Setelah berkata demikian Syekh Subakir meninggalkan Semar dan Togog, mereka berdua mengantarkan Syekh Maulana Subakir sampai ke pantai.
Sang pendeta RUM itu talah berlayar menuju negerinya, kembali ke tanah airnya.
Dua leksa orang kepala keluarga itu mewarnai tanah Jawa nan subur, dengan kiprahnya, telah membuka hutan dan sudah menjadikannya sawas – sawah, lading dan pemukiman.
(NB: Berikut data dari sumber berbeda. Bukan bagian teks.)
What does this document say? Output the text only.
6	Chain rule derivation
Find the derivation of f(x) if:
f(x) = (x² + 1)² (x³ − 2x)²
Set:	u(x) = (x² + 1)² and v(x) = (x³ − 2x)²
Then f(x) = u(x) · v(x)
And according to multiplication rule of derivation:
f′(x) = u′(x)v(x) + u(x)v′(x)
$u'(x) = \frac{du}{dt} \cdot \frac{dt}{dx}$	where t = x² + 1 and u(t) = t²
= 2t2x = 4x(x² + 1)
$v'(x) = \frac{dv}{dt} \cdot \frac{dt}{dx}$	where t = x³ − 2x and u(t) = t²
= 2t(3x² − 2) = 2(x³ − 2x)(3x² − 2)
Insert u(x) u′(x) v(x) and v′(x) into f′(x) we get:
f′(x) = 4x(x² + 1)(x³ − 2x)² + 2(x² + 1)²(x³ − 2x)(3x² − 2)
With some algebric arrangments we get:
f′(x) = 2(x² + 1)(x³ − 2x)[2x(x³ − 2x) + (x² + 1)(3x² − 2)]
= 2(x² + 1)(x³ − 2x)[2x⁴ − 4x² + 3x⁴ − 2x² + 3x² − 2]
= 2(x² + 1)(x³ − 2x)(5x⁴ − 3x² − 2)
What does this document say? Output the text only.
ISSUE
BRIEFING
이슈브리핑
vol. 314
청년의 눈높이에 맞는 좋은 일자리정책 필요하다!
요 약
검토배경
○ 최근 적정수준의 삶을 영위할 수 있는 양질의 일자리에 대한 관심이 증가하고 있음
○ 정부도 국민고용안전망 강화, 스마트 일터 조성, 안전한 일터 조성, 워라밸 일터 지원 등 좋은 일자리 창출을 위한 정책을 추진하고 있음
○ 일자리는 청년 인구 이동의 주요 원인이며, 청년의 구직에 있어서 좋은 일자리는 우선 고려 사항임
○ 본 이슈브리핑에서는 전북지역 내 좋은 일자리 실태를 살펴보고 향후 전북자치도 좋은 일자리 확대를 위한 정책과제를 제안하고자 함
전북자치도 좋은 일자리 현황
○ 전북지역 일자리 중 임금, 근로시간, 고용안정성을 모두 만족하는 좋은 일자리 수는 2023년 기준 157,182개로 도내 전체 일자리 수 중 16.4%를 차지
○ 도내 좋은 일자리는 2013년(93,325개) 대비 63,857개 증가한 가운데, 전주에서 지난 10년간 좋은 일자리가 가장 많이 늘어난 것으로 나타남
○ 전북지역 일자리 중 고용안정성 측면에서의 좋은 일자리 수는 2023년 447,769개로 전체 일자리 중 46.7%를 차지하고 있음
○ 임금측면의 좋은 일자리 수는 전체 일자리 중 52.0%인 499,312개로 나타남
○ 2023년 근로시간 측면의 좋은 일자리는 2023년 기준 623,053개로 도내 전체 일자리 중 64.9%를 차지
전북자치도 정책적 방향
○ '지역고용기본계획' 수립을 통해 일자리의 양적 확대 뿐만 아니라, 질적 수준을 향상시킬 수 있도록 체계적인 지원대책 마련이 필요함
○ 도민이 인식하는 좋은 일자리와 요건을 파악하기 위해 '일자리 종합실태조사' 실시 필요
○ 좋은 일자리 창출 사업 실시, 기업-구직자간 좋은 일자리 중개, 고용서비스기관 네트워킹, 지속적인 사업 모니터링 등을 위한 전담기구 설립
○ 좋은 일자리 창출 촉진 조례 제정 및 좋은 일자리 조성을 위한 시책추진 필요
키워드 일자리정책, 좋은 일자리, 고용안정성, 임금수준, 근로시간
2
Sang Semar menjadi tua, jika berkumpul dengan manusia, berkumpulnya dengan manusia atau orang – orang yang besar ( maksudnya pembesar/pemimpin atau penguasa, yaitu manusia yang dihormati banyak orang, diikuti kehendak atau keinginannya dan di turut perkataanya).
Para Raja yang dibimbingnya tidak mau menghalangi apa saja yang dikehendaki Sang Hyang berdua.